By now, you know the story: New Jersey Gov. Chris Christie’s plan to cut pension funding by $2.4 billion over two years has been met with controversy, outrage, a string of lawsuits and numerous legal questions.
The answers to some of those legal questions may come as soon as Wednesday, when Christie’s plan will see its first day in court.
But outside the courtroom, a new bill is gaining steam among state lawmakers—a bill that finally puts a tangible, short-term solution on the table. And even if it doesn’t come without its kinks, it’s the first plan that has been offered up to counteract Christie’s measure. (More on the bill below).
Meanwhile, more data is emerging on the true costs of Christie’s plan. Spoiler alert: the snowball effect is real, and it’s prohibitively expensive.
Cuts Bring Consequences, Now and in the Future
Every passing day brings a bit more clarity as to just how expensive Christie’s plan to cut pension funding by $2.4 billion would be. In a bond disclosure released by the state, the ramifications of the cuts are outlined in four points.
The proposed reduction in contributions…could have the effect of (1) delaying the phase-in of the State’s full actuarially required contribution, (2) increasing the amount of such contribution, (3) increasing the size of the UAAL and (4) decreasing the percentage of the Funded Ratio of the Pension Plans once the phase-in is completed.
Indeed, New Jersey can expect all four of those points to materialize, some sooner than others. And when you attach numbers to them, the urgency of New Jersey’s upcoming fiscal situation really starts to set in. If Christie goes through with his plan, here’s what New Jersey could be facing in fiscal year 2019:
- The state’s actuarially required contribution would be $4.8 billion—for context, that sum would represent 26 percent of New Jersey’s general fund budget, based on 2012 expenditures.

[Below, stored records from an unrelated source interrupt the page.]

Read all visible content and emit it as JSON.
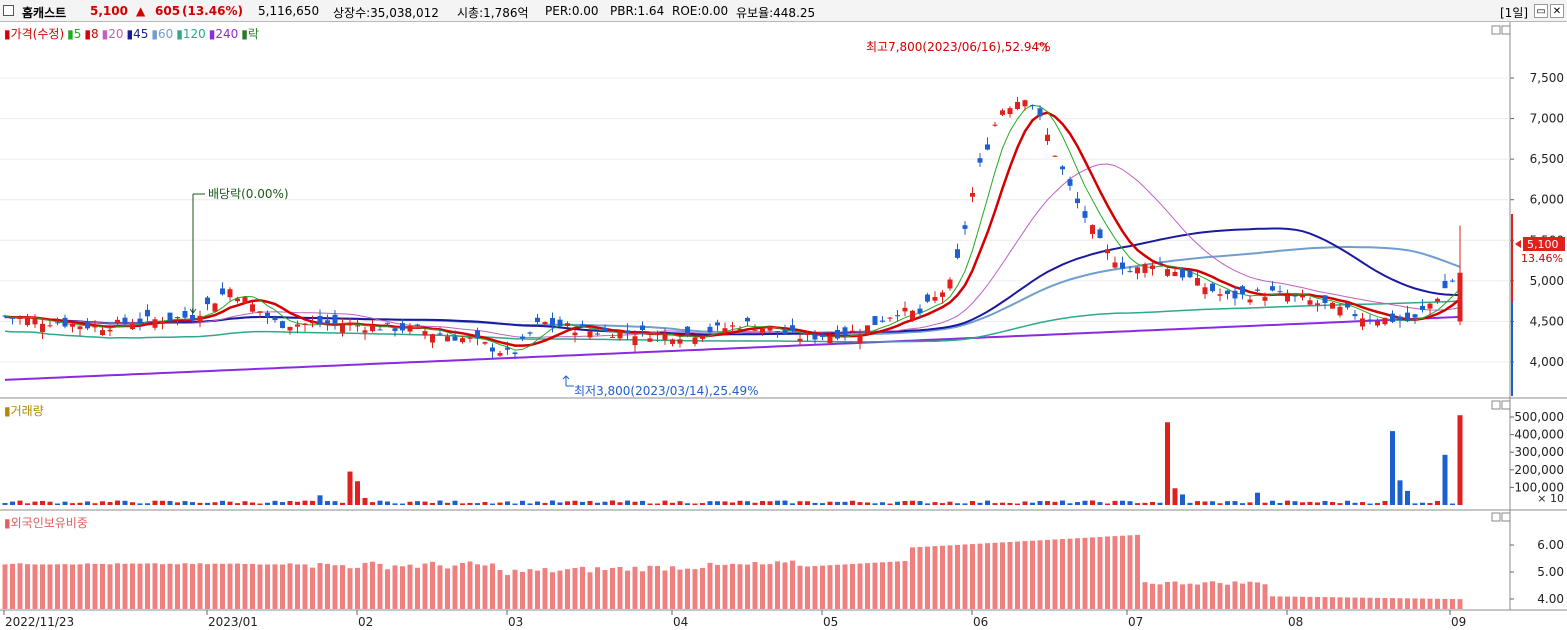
{
  "header": {
    "name": "홈캐스트",
    "price": "5,100",
    "change_arrow": "▲",
    "change": "605",
    "change_pct": "(13.46%)",
    "volume": "5,116,650",
    "listed": "상장수:35,038,012",
    "mcap": "시총:1,786억",
    "per": "PER:0.00",
    "pbr": "PBR:1.64",
    "roe": "ROE:0.00",
    "float": "유보율:448.25",
    "period": "[1일]"
  },
  "price_panel": {
    "legend": [
      {
        "text": "가격(수정)",
        "color": "#d40000"
      },
      {
        "text": "5",
        "color": "#22aa22"
      },
      {
        "text": "8",
        "color": "#d40000"
      },
      {
        "text": "20",
        "color": "#c060c0"
      },
      {
        "text": "45",
        "color": "#1a1aa0"
      },
      {
        "text": "60",
        "color": "#6f9ecf"
      },
      {
        "text": "120",
        "color": "#2fa88a"
      },
      {
        "text": "240",
        "color": "#8a2be2"
      },
      {
        "text": "락",
        "color": "#2a7a2a"
      }
    ],
    "y_ticks": [
      "7,500",
      "7,000",
      "6,500",
      "6,000",
      "5,500",
      "5,000",
      "4,500",
      "4,000"
    ],
    "annotation_high": "최고7,800(2023/06/16),52.94%",
    "annotation_low": "최저3,800(2023/03/14),25.49%",
    "annotation_dividend": "배당락(0.00%)",
    "current_price_tag": "5,100",
    "current_pct_tag": "13.46%"
  },
  "volume_panel": {
    "title": "거래량",
    "y_ticks": [
      "500,000",
      "400,000",
      "300,000",
      "200,000",
      "100,000"
    ],
    "unit": "× 10"
  },
  "foreign_panel": {
    "title": "외국인보유비중",
    "y_ticks": [
      "6.00",
      "5.00",
      "4.00"
    ]
  },
  "x_axis": [
    "2022/11/23",
    "2023/01",
    "02",
    "03",
    "04",
    "05",
    "06",
    "07",
    "08",
    "09"
  ],
  "colors": {
    "up": "#e0201c",
    "down": "#1e5fcf",
    "foreign": "#f08080"
  }
}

- The unfunded liabilities of the state’s pension plans would total $46 billion. Christie could decrease these liabilities by $4 billion if he scrapped his plan to cut contributions by $2.4 billion in 2015-16.
- The funded ratio of state plans would drop to 48.25 percent. The funded ratio sat at 67.5 percent in 2011.
Rest assured, Christie has seen these numbers—they came from his own financial team.
A New Bill Emerges in the Legislature
On Monday, news broke that New Jersey state legislature had agreed on an alternate budget proposal that would raise enough revenue to cover the state’s full contribution to the pension system, a payment that Christie’s plan had drastically cut.
Sources inside the legislature told the Star-Ledger that Democrats in the state Senate and Assembly had reached a deal to raise more than $1.3 billion in revenue—money that would cover the state’s full annual contribution of $2.25 billion to the pension system. Christie’s plan had cut that payment down to just $681 million.
The revenue would come from tax increases on high-income earners and businesses, among other things. From the Star-Ledger:
Under the Democrats’ budget:
• The marginal tax rate on income above $1 million would rise from 8.97 percent to 10.75 percent, retroactive to January of this year, netting $667 million.
• The corporate business tax would rise from 9 percent to 10.35 percent, yielding $375 million.
• The Business Employment Incentive Program (BEIP) of tax abatements would be suspended for a year, freeing up $175 million.
• A tax hike on income between $500,000 and $1 million that Sweeney had proposed would be scrapped, as Prieto suggested.
In addition, some new taxes or fees Christie proposed would be folded into the Democrats’ budget, such as a penalty for making bad electronic payments ($25 million) and a move to subject all online retailers to the state sales tax ($25 million).
Taxes Christie proposed on electronic cigarettes and the Urban Enterprise Zone program would be cut out of the budget under the Democrats’ deal.
Of course, the deal doesn’t come without its hitches. Despite the bill’s focus on raising revenue, it actually earmarks more money toward several of the areas that Democrats lost out on in the last budget dealings: the new bill restores funding for the Earned Income Tax Credit, nursing homes, legal services for the poor, and women’s health care centers.
Those are all items that deserve funding, but their inclusion makes the bill much less politically palatable to lawmakers on the other side of the aisle. Of course, it was already unpalatable to politicians who, on principle, oppose tax increases.
Indeed, state Republicans are none too happy about the proposed measure.
“It would be suicidal to…New Jersey’s economy,” said Assemblyman Declan O’Scanlon (R-Monmouth) during a Monday morning press conference.
The Democrats would likely be able to overcome Republican opposition. They hold 48 seats (60 percent) in the General Assembly, and 24 seats (60 percent) in the Senate.
The Senate and General Assembly are holding hearings on the bill Tuesday, and the measure is expected pass by vote through the two houses by Thursday.
Still, the chances that the bill becomes law in its current form, or at all, are slim. That’s because the buck stops with Gov. Christie, who has line-item veto power and has repeatedly states he will oppose any tax hikes on wealthy individuals or businesses.
Lawmakers have until July 1 to pass a new budget.